Minimum Wage Calculator

The national minimum wage calculator can be found on the UK Government’s website. Individuals can access it to determine if the national minimum wages apply to them and also get an estimate of their earnings based on age and type of work.

The calculator can determine whether:

  • An individual is earning a national minimum wage, and an individual is receiving a national living wage.
  • Due to underpayments, an employer owes them past due payments.
  • The calculator has a questionnaire that establishes what an individual wants to verify. After turning on the calculator, a user has to choose among two options to continue. After the selections, questions will be more customized and can help determine the minimum wage.

Frequently asked questions about Minimum Wage in the UK

What happened to the National Minimum Wage and Living Wage in 2023?

National minimum wage increased by roughly 9.7%, 10.8%, 9.6% and 9.7% (depending on age band) from April 1, 2023

What caused the UK Minimum Wage rates to go up?

The LPC are an independent body that provides advice to the Government on the National Living Wage and National Minimum Wage. They collectively agreed that rates would be increased in 2023 to assist low-wage earners nationwide with soaring living costs.

Does the minimum wage rise in 2024?

Yes. From April 2024, the National Minimum Wage will rise by almost 10% to £11.44 per hour above the current rate of £10.42 for individuals aged 21 and over.
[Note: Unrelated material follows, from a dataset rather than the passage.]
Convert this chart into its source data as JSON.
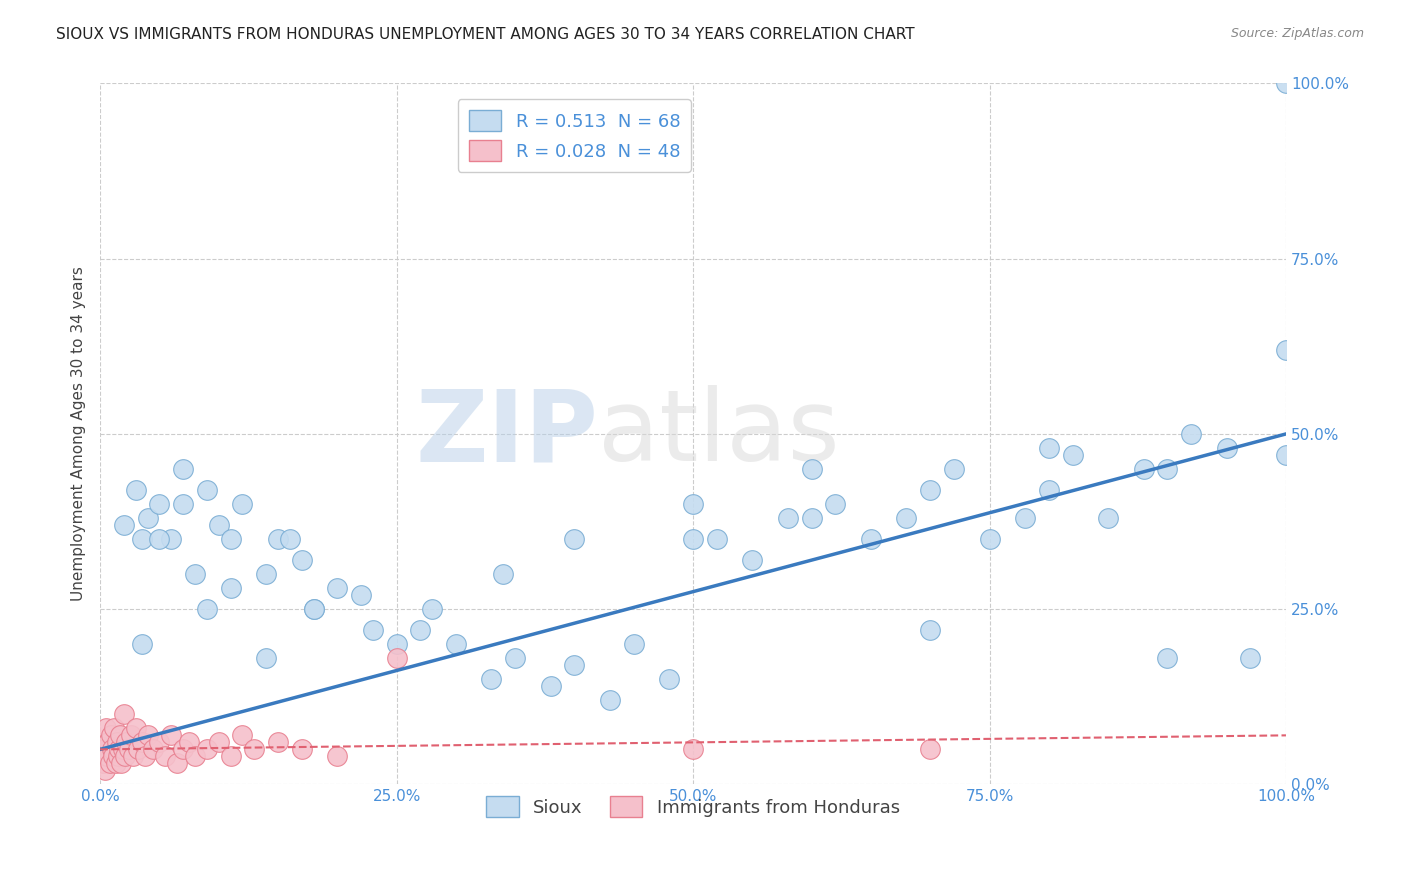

For those under 18 years, it will rise from £5.28 to £6.40. For 18-20 years, it will rise from £7.49 to £8.60.

How much will the minimum wage be in 2024?

It will be £11.44 for those over 21, £8.60 for those aged between 18 and 20 years, and £6.40 per hour for under workers.

What is the accommodation offset?

If the employer offers accommodation to their employees, this can be considered in calculating the minimum or living wage. This rule is referred to as the accommodation offset. It is currently £9.10 per day or £63.70 per week. From April 2024, it will be £9.99 per day or £69.93 per week.